Patrick Schicht

(Bundesdenkmalamt, Landeskonservatorat für Wien, Austria)

Als bedeutendste Wehranlage des Landes Salzburg erfreut sich die Festung Hohensalzburg seit dem frühen 19. Jahrhundert einer regelmäßigen Bearbeitung durch Archäologen, Historiker und Bauforscher. Sie konnten bereits eine Reihe von Fragen zur Baugeschichte beantworten und vor allem die durch Schriftquellen gut fassbare Entwicklung ab dem ausgehenden 15. Jahrhundert umfassend aufarbeiten. Dem gegenüber wurde die Frühzeit der Festung meist ausgeklammert und summarisch bzw. historisch abgehandelt.

Dieses Bild änderte sich schlagartig, als 1997 zufällig die Reste eines bemalten 6-teiligen Fensters aufgedeckt wurden und parallele Grabungskampagnen von 1993-1998 neben zahlreichen Hinweisen auf original erhaltene Bausubstanz auch die alte Burgkapelle samt umfangreichen Fresken und Stuckornamenten freilegen konnten. Dazu erfolgten in dieser Zeit größere Fassadenarbeiten und der Umbau des Museums, die eine detaillierte Befundung des Hohen Stockes erlaubten. Ergänzt wurde die große Menge neuer Erkenntnisse durch eine Computer-unterstützte verformungsgerechte Vermessung der BGV2, deren relativ genaue Pläne als Grundlage für eine korrekte Erfassung aller Baubefunde dienen konnten.

In Absprache mit dem Festungsverwalter Dr. Bayr sowie dem Stadtarchäologen Dr. Kovacsovics (SMCA) und dem Landeskonservator Dr. Schlegel (BDA) wurde deshalb vom Verfasser 2002 gemeinsam mit Prof. Dr. Hueber (TU-Wien) ein entsprechendes Dissertationsthema avisiert. Bei ersten Recherchen kristallisierte sich heraus, dass die Festung nur im Rahmen des überregionalen Burgenbaus des Erzbistums zu verstehen sein würde. Als Titel und Forschungsthema der Arbeit wurde deshalb „Die Festung Hohensalzburg und der hochmittelalterliche Burgenbau der Erzbischöfe von Salzburg“ angemeldet.

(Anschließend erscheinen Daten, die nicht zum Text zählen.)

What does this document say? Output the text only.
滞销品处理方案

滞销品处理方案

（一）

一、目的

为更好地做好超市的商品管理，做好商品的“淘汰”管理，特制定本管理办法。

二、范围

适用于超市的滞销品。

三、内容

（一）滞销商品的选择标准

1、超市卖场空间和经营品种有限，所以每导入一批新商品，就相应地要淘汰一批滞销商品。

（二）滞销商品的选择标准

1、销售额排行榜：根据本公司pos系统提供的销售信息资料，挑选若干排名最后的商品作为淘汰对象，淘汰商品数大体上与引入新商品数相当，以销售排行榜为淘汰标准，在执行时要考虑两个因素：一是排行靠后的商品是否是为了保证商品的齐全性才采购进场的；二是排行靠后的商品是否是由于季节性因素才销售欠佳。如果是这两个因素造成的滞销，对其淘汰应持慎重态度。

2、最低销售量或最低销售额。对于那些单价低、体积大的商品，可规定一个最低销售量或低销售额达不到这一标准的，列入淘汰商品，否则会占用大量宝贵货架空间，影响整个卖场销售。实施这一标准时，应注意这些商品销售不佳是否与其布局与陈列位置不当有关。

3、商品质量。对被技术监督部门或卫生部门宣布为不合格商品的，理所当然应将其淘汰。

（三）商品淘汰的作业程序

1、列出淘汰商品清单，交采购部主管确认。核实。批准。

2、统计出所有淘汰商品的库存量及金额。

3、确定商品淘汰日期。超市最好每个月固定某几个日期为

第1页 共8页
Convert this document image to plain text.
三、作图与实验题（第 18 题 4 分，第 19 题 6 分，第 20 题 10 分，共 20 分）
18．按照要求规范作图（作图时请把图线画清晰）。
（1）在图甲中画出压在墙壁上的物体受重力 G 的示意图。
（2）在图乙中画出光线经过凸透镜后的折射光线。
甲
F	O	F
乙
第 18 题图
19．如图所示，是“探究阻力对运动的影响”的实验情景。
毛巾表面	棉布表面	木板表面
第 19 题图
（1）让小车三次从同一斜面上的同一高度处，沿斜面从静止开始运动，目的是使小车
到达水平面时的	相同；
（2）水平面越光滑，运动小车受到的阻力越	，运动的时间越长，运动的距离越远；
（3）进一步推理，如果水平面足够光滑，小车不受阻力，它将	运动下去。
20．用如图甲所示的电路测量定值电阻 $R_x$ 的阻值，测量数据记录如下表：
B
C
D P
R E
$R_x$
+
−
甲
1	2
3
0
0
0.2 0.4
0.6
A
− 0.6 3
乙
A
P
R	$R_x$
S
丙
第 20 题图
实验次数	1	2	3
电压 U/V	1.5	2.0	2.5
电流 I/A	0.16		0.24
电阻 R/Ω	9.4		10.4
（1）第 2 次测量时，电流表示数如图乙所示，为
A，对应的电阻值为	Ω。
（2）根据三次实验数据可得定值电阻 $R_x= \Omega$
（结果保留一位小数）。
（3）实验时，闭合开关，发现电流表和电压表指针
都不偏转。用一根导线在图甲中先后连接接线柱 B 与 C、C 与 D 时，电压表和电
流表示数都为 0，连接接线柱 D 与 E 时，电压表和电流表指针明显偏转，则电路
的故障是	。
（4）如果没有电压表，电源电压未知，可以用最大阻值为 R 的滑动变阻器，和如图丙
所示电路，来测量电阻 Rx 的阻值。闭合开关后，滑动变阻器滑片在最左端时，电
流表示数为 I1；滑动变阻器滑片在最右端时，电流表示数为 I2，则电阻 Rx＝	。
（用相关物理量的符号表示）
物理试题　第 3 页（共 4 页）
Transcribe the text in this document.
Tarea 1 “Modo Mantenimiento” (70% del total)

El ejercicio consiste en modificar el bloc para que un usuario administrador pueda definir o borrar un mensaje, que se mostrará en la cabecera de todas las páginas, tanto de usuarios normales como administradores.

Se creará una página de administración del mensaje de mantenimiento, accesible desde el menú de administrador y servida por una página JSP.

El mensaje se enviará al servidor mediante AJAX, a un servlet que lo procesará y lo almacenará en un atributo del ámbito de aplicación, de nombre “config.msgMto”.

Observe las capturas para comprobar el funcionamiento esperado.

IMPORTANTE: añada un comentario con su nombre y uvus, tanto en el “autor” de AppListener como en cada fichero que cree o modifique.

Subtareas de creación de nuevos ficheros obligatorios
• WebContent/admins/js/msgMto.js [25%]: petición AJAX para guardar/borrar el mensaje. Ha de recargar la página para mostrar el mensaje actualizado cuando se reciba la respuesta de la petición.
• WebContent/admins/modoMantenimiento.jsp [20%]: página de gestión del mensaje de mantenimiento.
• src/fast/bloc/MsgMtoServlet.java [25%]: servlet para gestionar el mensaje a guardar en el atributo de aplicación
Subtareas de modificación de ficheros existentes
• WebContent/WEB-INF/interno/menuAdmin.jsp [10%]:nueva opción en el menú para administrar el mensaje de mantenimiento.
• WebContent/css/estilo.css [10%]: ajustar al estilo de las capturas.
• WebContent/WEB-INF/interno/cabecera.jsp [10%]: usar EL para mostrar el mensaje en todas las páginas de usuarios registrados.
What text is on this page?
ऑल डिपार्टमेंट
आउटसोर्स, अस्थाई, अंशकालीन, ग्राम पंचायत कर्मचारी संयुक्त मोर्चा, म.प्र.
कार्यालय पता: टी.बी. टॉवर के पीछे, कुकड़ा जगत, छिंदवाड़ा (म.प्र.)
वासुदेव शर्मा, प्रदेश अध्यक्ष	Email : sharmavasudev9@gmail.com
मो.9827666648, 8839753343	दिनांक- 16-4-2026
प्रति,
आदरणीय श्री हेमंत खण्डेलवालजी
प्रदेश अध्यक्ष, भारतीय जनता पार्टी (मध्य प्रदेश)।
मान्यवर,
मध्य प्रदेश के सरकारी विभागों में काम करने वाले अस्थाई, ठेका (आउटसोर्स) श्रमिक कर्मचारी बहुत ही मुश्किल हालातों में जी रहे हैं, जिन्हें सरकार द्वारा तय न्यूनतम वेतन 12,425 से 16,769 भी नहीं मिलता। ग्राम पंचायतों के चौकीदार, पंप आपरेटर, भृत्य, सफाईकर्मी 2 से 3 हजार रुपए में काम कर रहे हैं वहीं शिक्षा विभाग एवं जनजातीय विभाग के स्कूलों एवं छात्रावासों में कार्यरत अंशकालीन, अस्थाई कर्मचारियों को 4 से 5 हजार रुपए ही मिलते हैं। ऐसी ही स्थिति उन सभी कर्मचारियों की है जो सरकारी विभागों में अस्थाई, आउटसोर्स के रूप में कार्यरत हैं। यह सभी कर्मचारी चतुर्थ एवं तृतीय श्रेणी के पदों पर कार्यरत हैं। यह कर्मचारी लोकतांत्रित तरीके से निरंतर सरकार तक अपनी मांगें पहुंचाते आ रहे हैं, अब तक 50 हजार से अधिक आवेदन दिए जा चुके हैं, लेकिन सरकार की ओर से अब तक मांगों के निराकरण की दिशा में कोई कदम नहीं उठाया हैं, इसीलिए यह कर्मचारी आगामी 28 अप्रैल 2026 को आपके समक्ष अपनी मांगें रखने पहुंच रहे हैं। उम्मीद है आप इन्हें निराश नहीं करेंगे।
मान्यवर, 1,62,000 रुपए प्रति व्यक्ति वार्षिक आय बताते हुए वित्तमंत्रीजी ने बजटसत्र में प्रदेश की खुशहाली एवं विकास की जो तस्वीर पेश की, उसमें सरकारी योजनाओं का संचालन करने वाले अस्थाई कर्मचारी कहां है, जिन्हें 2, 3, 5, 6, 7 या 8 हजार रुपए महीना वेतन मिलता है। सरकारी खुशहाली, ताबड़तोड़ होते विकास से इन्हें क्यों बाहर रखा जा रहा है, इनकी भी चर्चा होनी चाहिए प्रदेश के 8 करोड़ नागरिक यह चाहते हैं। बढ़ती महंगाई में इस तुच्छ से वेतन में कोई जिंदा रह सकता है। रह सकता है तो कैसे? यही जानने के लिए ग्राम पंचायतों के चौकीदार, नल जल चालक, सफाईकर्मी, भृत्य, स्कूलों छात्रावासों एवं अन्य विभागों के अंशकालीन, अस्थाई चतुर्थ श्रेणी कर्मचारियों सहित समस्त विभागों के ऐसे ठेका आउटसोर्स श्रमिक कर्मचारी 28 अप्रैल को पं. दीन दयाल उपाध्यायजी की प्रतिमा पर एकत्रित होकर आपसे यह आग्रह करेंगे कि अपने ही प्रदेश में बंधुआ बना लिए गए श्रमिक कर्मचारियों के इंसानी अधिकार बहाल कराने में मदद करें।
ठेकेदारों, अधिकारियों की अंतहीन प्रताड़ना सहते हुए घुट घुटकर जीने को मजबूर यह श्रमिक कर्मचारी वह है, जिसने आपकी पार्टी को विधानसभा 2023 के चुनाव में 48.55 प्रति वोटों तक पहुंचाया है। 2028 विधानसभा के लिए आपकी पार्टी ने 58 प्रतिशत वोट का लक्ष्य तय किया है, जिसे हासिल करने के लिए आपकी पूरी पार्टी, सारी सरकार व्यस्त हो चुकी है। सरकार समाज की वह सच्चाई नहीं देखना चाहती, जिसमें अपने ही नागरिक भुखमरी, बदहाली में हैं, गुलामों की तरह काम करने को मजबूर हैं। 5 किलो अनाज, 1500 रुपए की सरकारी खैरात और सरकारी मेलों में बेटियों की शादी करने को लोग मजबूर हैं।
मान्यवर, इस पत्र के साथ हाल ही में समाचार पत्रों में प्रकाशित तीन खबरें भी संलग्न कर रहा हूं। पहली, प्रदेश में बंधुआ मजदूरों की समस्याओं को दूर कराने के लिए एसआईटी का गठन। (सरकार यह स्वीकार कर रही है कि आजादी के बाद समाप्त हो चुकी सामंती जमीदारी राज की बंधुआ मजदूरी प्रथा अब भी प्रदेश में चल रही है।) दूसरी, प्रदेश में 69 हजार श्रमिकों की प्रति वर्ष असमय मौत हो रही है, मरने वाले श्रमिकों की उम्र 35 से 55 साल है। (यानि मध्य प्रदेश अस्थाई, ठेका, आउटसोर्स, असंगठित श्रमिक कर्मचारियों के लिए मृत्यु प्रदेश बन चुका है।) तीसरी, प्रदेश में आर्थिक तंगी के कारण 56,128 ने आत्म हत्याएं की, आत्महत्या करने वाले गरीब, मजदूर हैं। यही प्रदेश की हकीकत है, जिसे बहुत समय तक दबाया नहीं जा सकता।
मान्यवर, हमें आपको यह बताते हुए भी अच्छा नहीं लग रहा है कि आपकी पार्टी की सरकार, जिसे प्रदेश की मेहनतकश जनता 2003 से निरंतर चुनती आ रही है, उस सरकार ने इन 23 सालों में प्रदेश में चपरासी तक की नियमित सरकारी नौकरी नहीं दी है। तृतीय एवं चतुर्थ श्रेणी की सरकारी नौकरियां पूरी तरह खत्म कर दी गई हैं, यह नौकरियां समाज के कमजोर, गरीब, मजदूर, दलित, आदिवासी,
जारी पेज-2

Dafür wurden zunächst die zahlreich vorliegenden Einzeluntersuchungen, Fotos, Befundpläne und historische Beschreibungen gesammelt und sortiert sowie zugänglich belassene Originalbauteile vom Autor neu aufgenommen. Sämtliche wesentliche Daten und Befunde wurden in einer Kartei erfasst und in den Grundrissen, Schnitten und Fassadenabwicklungen eingearbeitet.
Im einzelnen Kapiteln wurden der Bauchronologie folgend die Hauptbauphasen erarbeitet, auf Grundlage des Befundkatalogs im Bestand erfasst und rekonstruiert. Die Datierung erfolgte jeweils streng getrennt nach Typologie, Bautechnik, Kunstgeschichte, Archäologie, Naturwissenschaft und historischen Daten. Abschließend wurden die gesammelten Datierungshinweise abgeglichen, in den baulichen Kontext gestellt und historisch sowie baukünstlerisch gewürdigt.
Als Ergebnis konnte eine bemerkenswert vollständige Baugeschichte der frühen Festung erarbeitet werden, die wesentliche Entwicklungsschritte vom frühen Wehrbau zum spätmittelalterlichen Repräsentationsbollwerk nachvollziehen lässt. Die einzelnen Bauetappen wurden mittels Strukturplänen und Visualisierungen virtuell rekonstruiert und so in ihrer einstigen Kubatur fassbar gemacht.